Читаем Баланс столетия полностью

Мейерхольд и Таиров — тема вечерних споров на Пятницкой, когда собирались Тезавровские и Кржижановские. Тезавровские представляли Станиславского и Мейерхольда. Владимир Васильевич обоих считал превосходными актерами, гениальным режиссером — одного Мейерхольда.

Все на гребне поднимающейся волны духовных потрясений. Искусство в неистребимом импульсе сказать о грядущем и сообразно грядущему. Взрыв привычного и усвоенного через бешеное сопротивление большинства современников. И на первый взгляд необъяснимая в своей глубинной прочности связь: Чехов — Мейерхольд. Из письма актера писателю: «Неужели вы могли подумать, что я забыл Вас? Да разве это возможно? Я думаю о Вас всегда-всегда. Когда читаю Вас, когда играю в Ваших пьесах, когда задумываюсь над смыслом жизни, когда нахожусь в разладе с окружающими и с самим собой, когда страдаю в одиночестве». Это молодость Мейерхольда, к которой Тезавровский, игравший в той же труппе, был причастен.

«Человек идеи», — скажет Немирович-Данченко о Мейерхольде.
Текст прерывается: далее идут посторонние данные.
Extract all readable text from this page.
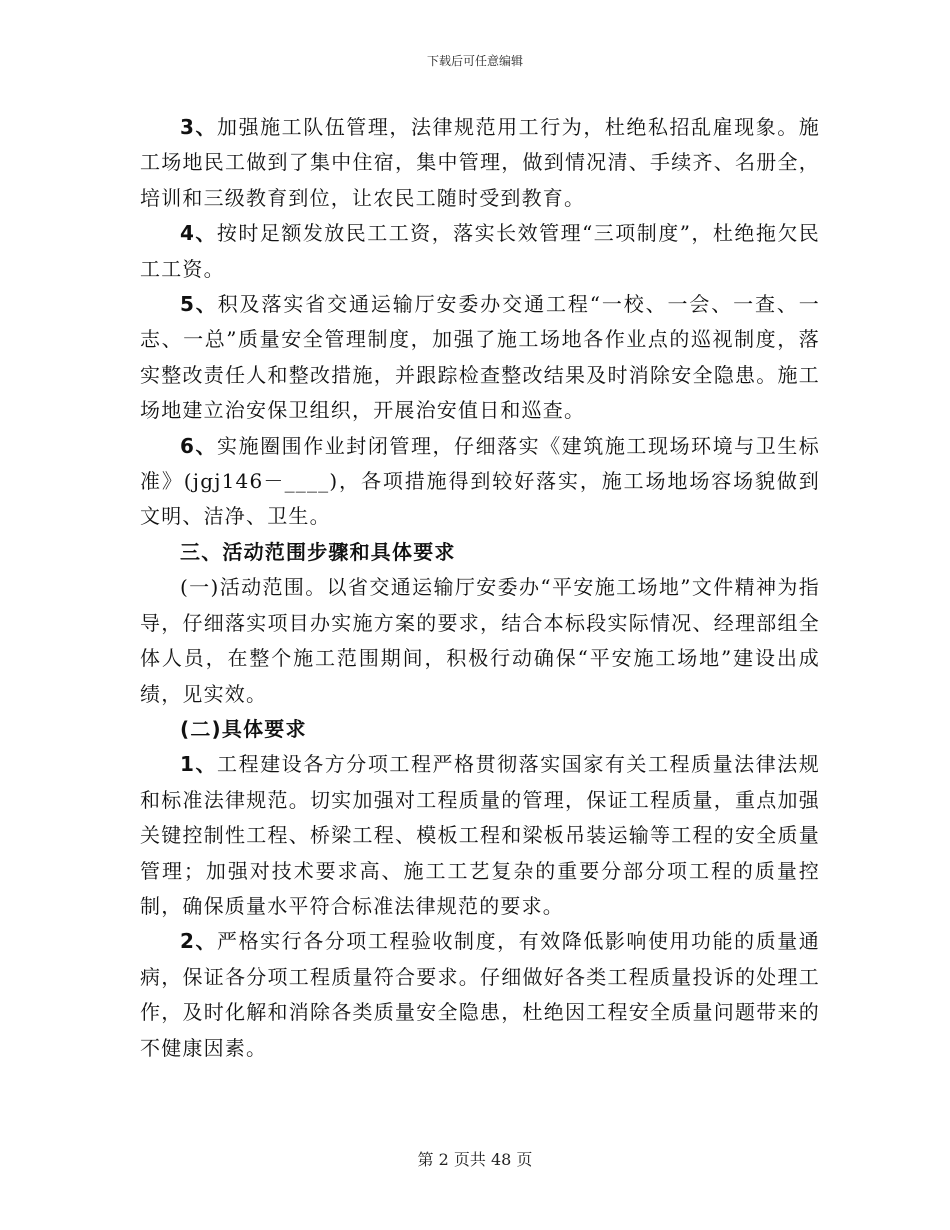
下载后可任意编辑

3、加强施工队伍管理，法律规范用工行为，杜绝私招乱雇现象。施工场地民工做到了集中住宿，集中管理，做到情况清、手续齐、名册全，培训和三级教育到位，让农民工随时受到教育。

4、按时足额发放民工工资，落实长效管理“三项制度”，杜绝拖欠民工工资。

5、积及落实省交通运输厅安委办交通工程“一校、一会、一查、一志、一总”质量安全管理制度，加强了施工场地各作业点的巡视制度，落实整改责任人和整改措施，并跟踪检查整改结果及时消除安全隐患。施工场地建立治安保卫组织，开展治安值日和巡查。

6、实施圈围作业封闭管理，仔细落实《建筑施工现场环境与卫生标准》(jgj146－____)，各项措施得到较好落实，施工场地场容场貌做到文明、洁净、卫生。

三、活动范围步骤和具体要求

(一)活动范围。以省交通运输厅安委办“平安施工场地”文件精神为指导，仔细落实项目办实施方案的要求，结合本标段实际情况、经理部组全体人员，在整个施工范围期间，积极行动确保“平安施工场地”建设出成绩，见实效。

(二)具体要求

1、工程建设各方分项工程严格贯彻落实国家有关工程质量法律法规和标准法律规范。切实加强对工程质量的管理，保证工程质量，重点加强关键控制性工程、桥梁工程、模板工程和梁板吊装运输等工程的安全质量管理；加强对技术要求高、施工工艺复杂的重要分部分项工程的质量控制，确保质量水平符合标准法律规范的要求。

2、严格实行各分项工程验收制度，有效降低影响使用功能的质量通病，保证各分项工程质量符合要求。仔细做好各类工程质量投诉的处理工作，及时化解和消除各类质量安全隐患，杜绝因工程安全质量问题带来的不健康因素。

第 2 页共 48 页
В многочасовом разговоре Станиславского и Немировича в «Славянском базаре» он будет назван одним из первых кандидатов в будущий театр. «У него есть идея, идеалы, за которые он борется: он не мирится с существующим». Станиславский приведет эти слова в своей книге «Моя жизнь в искусстве».

В одном Тезавровский и Кржижановский согласны: за независимость характера ненавидят. За чувство собственного достоинства — вдвойне. А если они к тому же сцементированы абсолютным талантом… В театре мало кто и мало что прощают друг другу. Тем более режиссеру. Чьи это слова: «Строгих учителей начинают любить только задним числом»? После смерти? Да и то не всегда. Режиссер не может не быть строгим — если у него четкое видение будущей постановки и ясное представление о том, чем могут и должны стать в ней исполнители.
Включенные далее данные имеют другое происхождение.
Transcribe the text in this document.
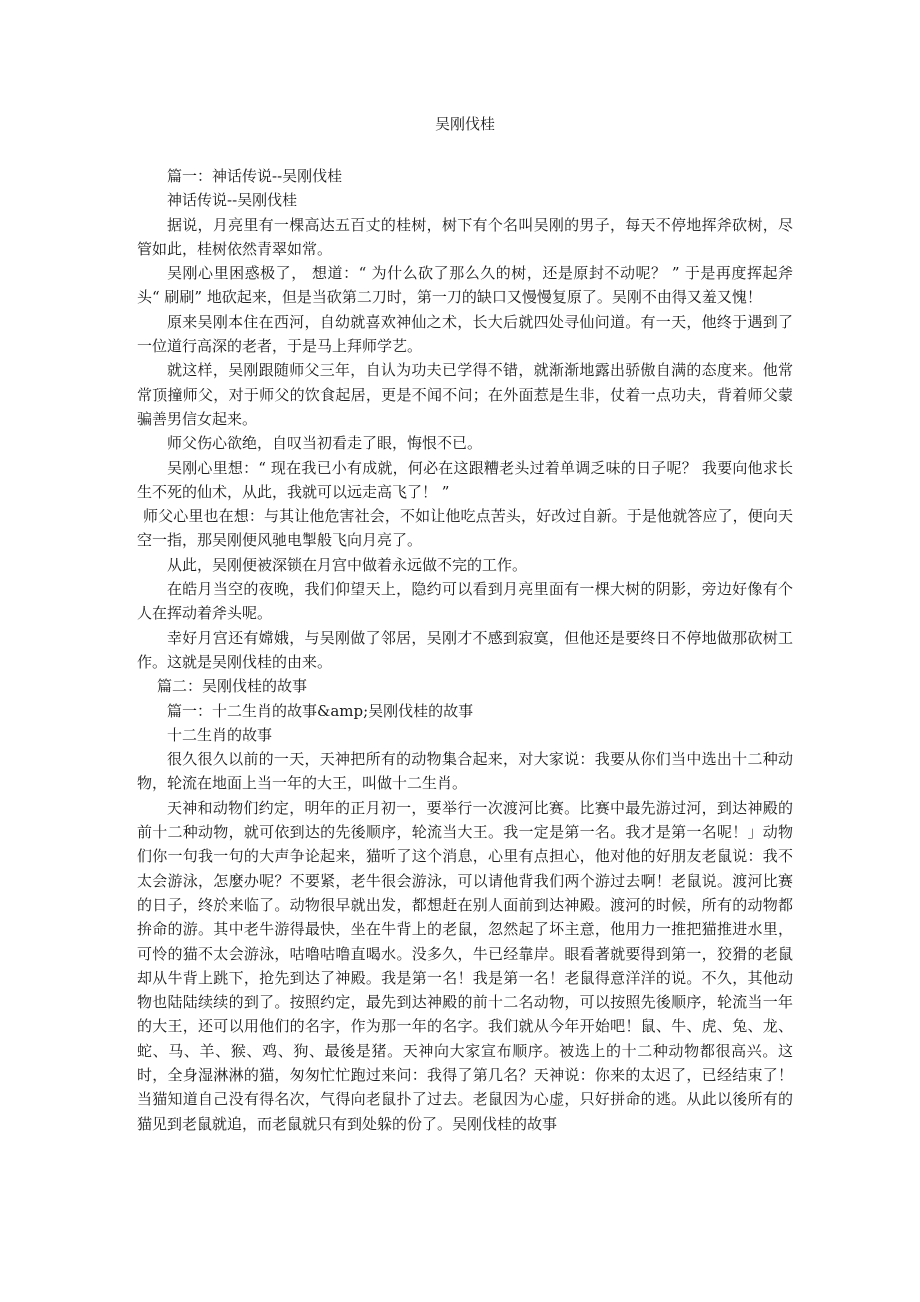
吴刚伐桂

篇一：神话传说--吴刚伐桂

神话传说--吴刚伐桂

据说，月亮里有一棵高达五百丈的桂树，树下有个名叫吴刚的男子，每天不停地挥斧砍树，尽管如此，桂树依然青翠如常。

吴刚心里困惑极了， 想道：“ 为什么砍了那么久的树，还是原封不动呢？ ” 于是再度挥起斧头“ 刷刷” 地砍起来，但是当砍第二刀时，第一刀的缺口又慢慢复原了。吴刚不由得又羞又愧！

原来吴刚本住在西河，自幼就喜欢神仙之术，长大后就四处寻仙问道。有一天，他终于遇到了一位道行高深的老者，于是马上拜师学艺。

就这样，吴刚跟随师父三年，自认为功夫已学得不错，就渐渐地露出骄傲自满的态度来。他常常顶撞师父，对于师父的饮食起居，更是不闻不问；在外面惹是生非，仗着一点功夫，背着师父蒙骗善男信女起来。

师父伤心欲绝，自叹当初看走了眼，悔恨不已。

吴刚心里想：“ 现在我已小有成就，何必在这跟糟老头过着单调乏味的日子呢？ 我要向他求长生不死的仙术，从此，我就可以远走高飞了！ ”

师父心里也在想：与其让他危害社会，不如让他吃点苦头，好改过自新。于是他就答应了，便向天空一指，那吴刚便风驰电掣般飞向月亮了。

从此，吴刚便被深锁在月宫中做着永远做不完的工作。

在皓月当空的夜晚，我们仰望天上，隐约可以看到月亮里面有一棵大树的阴影，旁边好像有个人在挥动着斧头呢。

幸好月宫还有嫦娥，与吴刚做了邻居，吴刚才不感到寂寞，但他还是要终日不停地做那砍树工作。这就是吴刚伐桂的由来。

篇二：吴刚伐桂的故事

篇一：十二生肖的故事&amp;吴刚伐桂的故事

十二生肖的故事

很久很久以前的一天，天神把所有的动物集合起来，对大家说：我要从你们当中选出十二种动物，轮流在地面上当一年的大王，叫做十二生肖。

天神和动物们约定，明年的正月初一，要举行一次渡河比赛。比赛中最先游过河，到达神殿的前十二种动物，就可依到达的先後顺序，轮流当大王。我一定是第一名。我才是第一名呢！」动物们你一句我一句的大声争论起来，猫听了这个消息，心里有点担心，他对他的好朋友老鼠说：我不太会游泳，怎麼办呢？不要紧，老牛很会游泳，可以请他背我们两个游过去啊！老鼠说。渡河比赛的日子，终於来临了。动物很早就出发，都想赶在别人面前到达神殿。渡河的时候，所有的动物都拚命的游。其中老牛游得最快，坐在牛背上的老鼠，忽然起了坏主意，他用力一推把猫推进水里，可怜的猫不太会游泳，咕噜咕噜直喝水。没多久，牛已经靠岸。眼看著就要得到第一，狡猾的老鼠却从牛背上跳下，抢先到达了神殿。我是第一名！我是第一名！老鼠得意洋洋的说。不久，其他动物也陆陆续续的到了。按照约定，最先到达神殿的前十二名动物，可以按照先後顺序，轮流当一年的大王，还可以用他们的名字，作为那一年的名字。我们就从今年开始吧！鼠、牛、虎、兔、龙、蛇、马、羊、猴、鸡、狗、最後是猪。天神向大家宣布顺序。被选上的十二种动物都很高兴。这时，全身湿淋淋的猫，匆匆忙忙跑过来问：我得了第几名？天神说：你来的太迟了，已经结束了！当猫知道自己没有得名次，气得向老鼠扑了过去。老鼠因为心虚，只好拼命的逃。从此以後所有的猫见到老鼠就追，而老鼠就只有到处躲的份了。吴刚伐桂的故事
Собеседники-спорщики говорят о том, что у Мейерхольда особенно велик разрыв между самочувствием актера и восприятием зала. Насколько его могут сократить способности исполнителя? Мейерхольд способен из кажущейся посредственности создавать личность. Другое дело, что на сцене актерская личность перерастает собственно человеческие данные. Спор слишком специальный и весь сплетен из человеческих амбиций, самолюбий, тщеславия.
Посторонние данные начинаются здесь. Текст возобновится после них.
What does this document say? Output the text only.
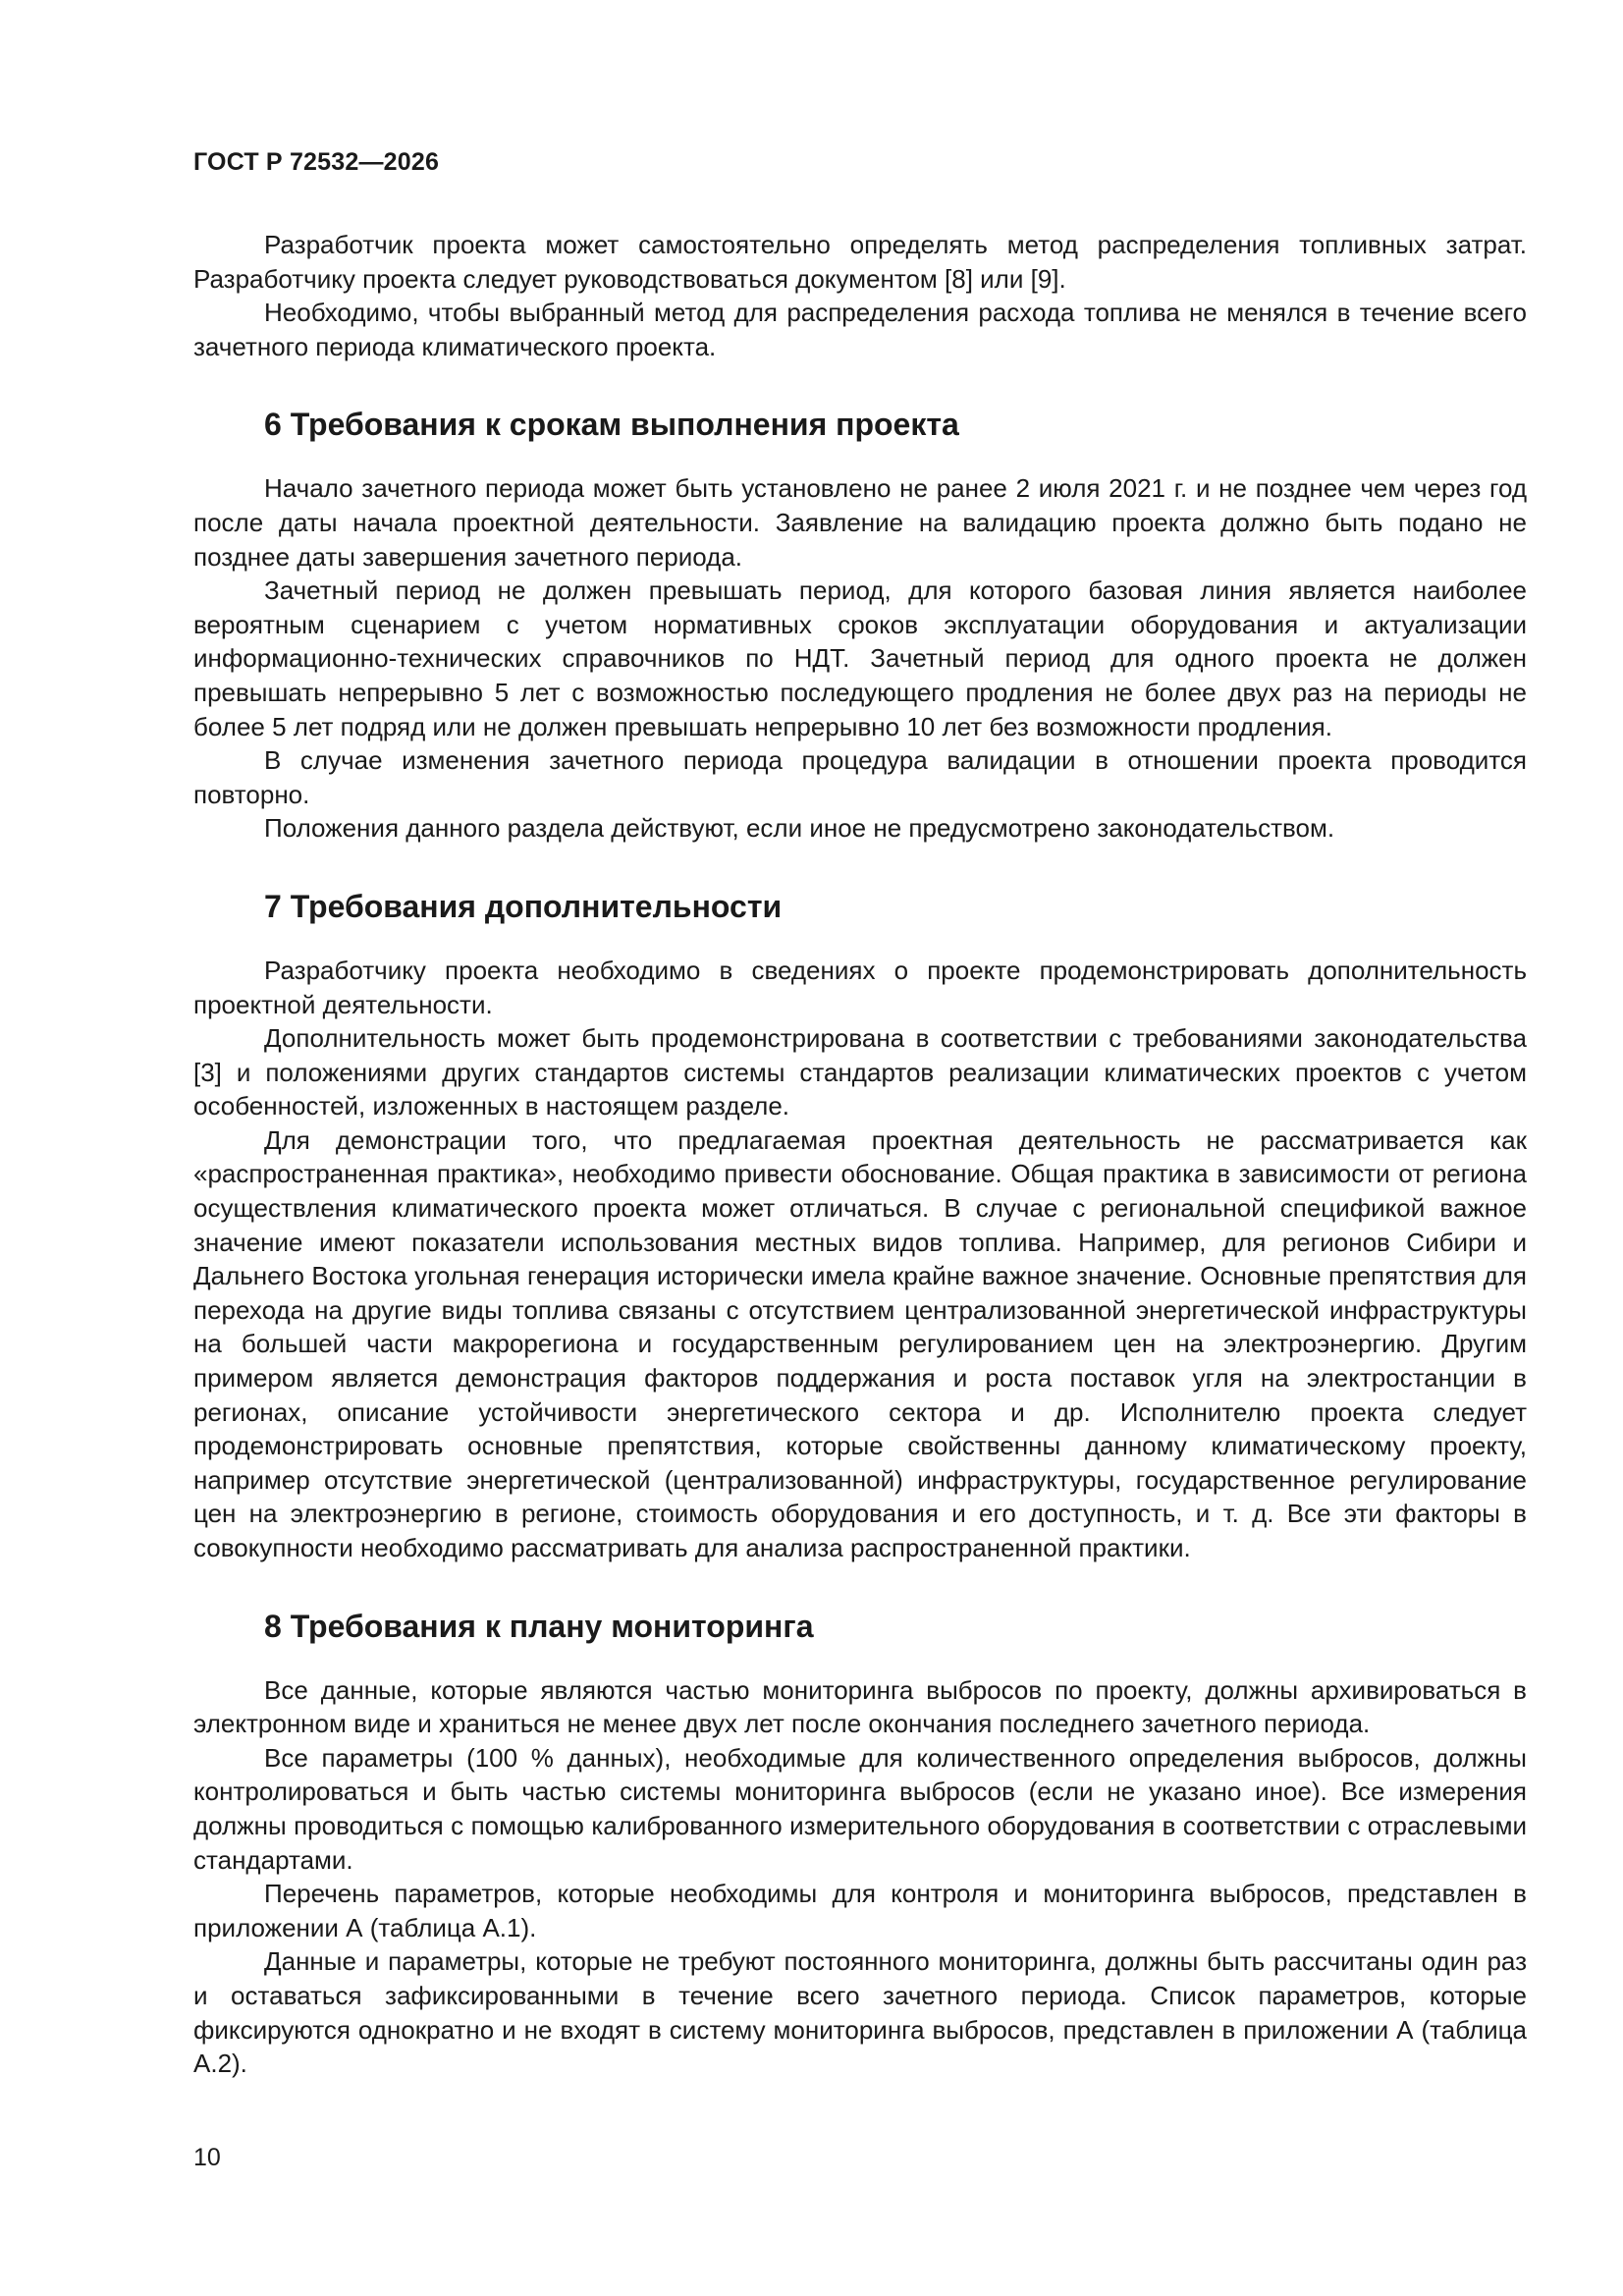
ГОСТ Р 72532—2026

Разработчик проекта может самостоятельно определять метод распределения топливных затрат. Разработчику проекта следует руководствоваться документом [8] или [9].

Необходимо, чтобы выбранный метод для распределения расхода топлива не менялся в течение всего зачетного периода климатического проекта.

6 Требования к срокам выполнения проекта

Начало зачетного периода может быть установлено не ранее 2 июля 2021 г. и не позднее чем через год после даты начала проектной деятельности. Заявление на валидацию проекта должно быть подано не позднее даты завершения зачетного периода.

Зачетный период не должен превышать период, для которого базовая линия является наиболее вероятным сценарием с учетом нормативных сроков эксплуатации оборудования и актуализации информационно-технических справочников по НДТ. Зачетный период для одного проекта не должен превышать непрерывно 5 лет с возможностью последующего продления не более двух раз на периоды не более 5 лет подряд или не должен превышать непрерывно 10 лет без возможности продления.

В случае изменения зачетного периода процедура валидации в отношении проекта проводится повторно.

Положения данного раздела действуют, если иное не предусмотрено законодательством.

7 Требования дополнительности

Разработчику проекта необходимо в сведениях о проекте продемонстрировать дополнительность проектной деятельности.

Дополнительность может быть продемонстрирована в соответствии с требованиями законодательства [3] и положениями других стандартов системы стандартов реализации климатических проектов с учетом особенностей, изложенных в настоящем разделе.

Для демонстрации того, что предлагаемая проектная деятельность не рассматривается как «распространенная практика», необходимо привести обоснование. Общая практика в зависимости от региона осуществления климатического проекта может отличаться. В случае с региональной спецификой важное значение имеют показатели использования местных видов топлива. Например, для регионов Сибири и Дальнего Востока угольная генерация исторически имела крайне важное значение. Основные препятствия для перехода на другие виды топлива связаны с отсутствием централизованной энергетической инфраструктуры на большей части макрорегиона и государственным регулированием цен на электроэнергию. Другим примером является демонстрация факторов поддержания и роста поставок угля на электростанции в регионах, описание устойчивости энергетического сектора и др. Исполнителю проекта следует продемонстрировать основные препятствия, которые свойственны данному климатическому проекту, например отсутствие энергетической (централизованной) инфраструктуры, государственное регулирование цен на электроэнергию в регионе, стоимость оборудования и его доступность, и т. д. Все эти факторы в совокупности необходимо рассматривать для анализа распространенной практики.

8 Требования к плану мониторинга

Все данные, которые являются частью мониторинга выбросов по проекту, должны архивироваться в электронном виде и храниться не менее двух лет после окончания последнего зачетного периода.

Все параметры (100 % данных), необходимые для количественного определения выбросов, должны контролироваться и быть частью системы мониторинга выбросов (если не указано иное). Все измерения должны проводиться с помощью калиброванного измерительного оборудования в соответствии с отраслевыми стандартами.

Перечень параметров, которые необходимы для контроля и мониторинга выбросов, представлен в приложении А (таблица А.1).

Данные и параметры, которые не требуют постоянного мониторинга, должны быть рассчитаны один раз и оставаться зафиксированными в течение всего зачетного периода. Список параметров, которые фиксируются однократно и не входят в систему мониторинга выбросов, представлен в приложении А (таблица А.2).

10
Жизнь Мейерхольда в театре всегда вызывала одни нарекания. С ним спорили ожесточенно. Непримиримо. Не разбираясь в средствах. Для театральных критиков всех мастей он был хлебом насущным, позволявшим завоевывать симпатии театрального обывателя. Одни иронизировали, другие откровенно издевались. В конце концов они научили его стоять за себя в этой непрекращающейся перепалке.

Другое дело, что Мейерхольд боролся только приемами искусства, ни на кого не перенося личных привязанностей и антипатий. Полемика в искусстве представлялась ему очищающей грозой. Может быть, не всегда своевременной. Если земле нужен дождь, человеку вовсе не обязательны оглушающий гром и разрушающая сила молнии. К тому же совершенно несоразмерные проблеме, которая была поставлена. Ведь даже одна молния, принесенная минутным дождем, способна заставить рухнуть на землю могучее вековое дерево. Он часто возвращался к этому сравнению.

И все же полемика воспринималась тем более естественной в условиях полного переворота жизни и привычных представлений. На первый взгляд это выглядело нешуточной дуэлью: Булгаков — Мейерхольд. Кстати, Мейерхольд не обошел ироническим вниманием и «Дни Турбиных». Это не было неприятие Булгакова как писателя — скорее столкновение буйного романтика с рано созревшим скептиком. Булгаков оказался куда более прозорливым, чем Мейерхольд, будто не отдававший себе отчета в том, что происходило кругом. Ему очень трудно было расставаться с мечтой, которая во всей своей полноте — он был уверен — могла осуществиться только в новых условиях. На здании театра его имени — ГОСТИМе он хотел высечь в камне пушкинские слова: «Дух века требует важных перемен и на сцене драматической».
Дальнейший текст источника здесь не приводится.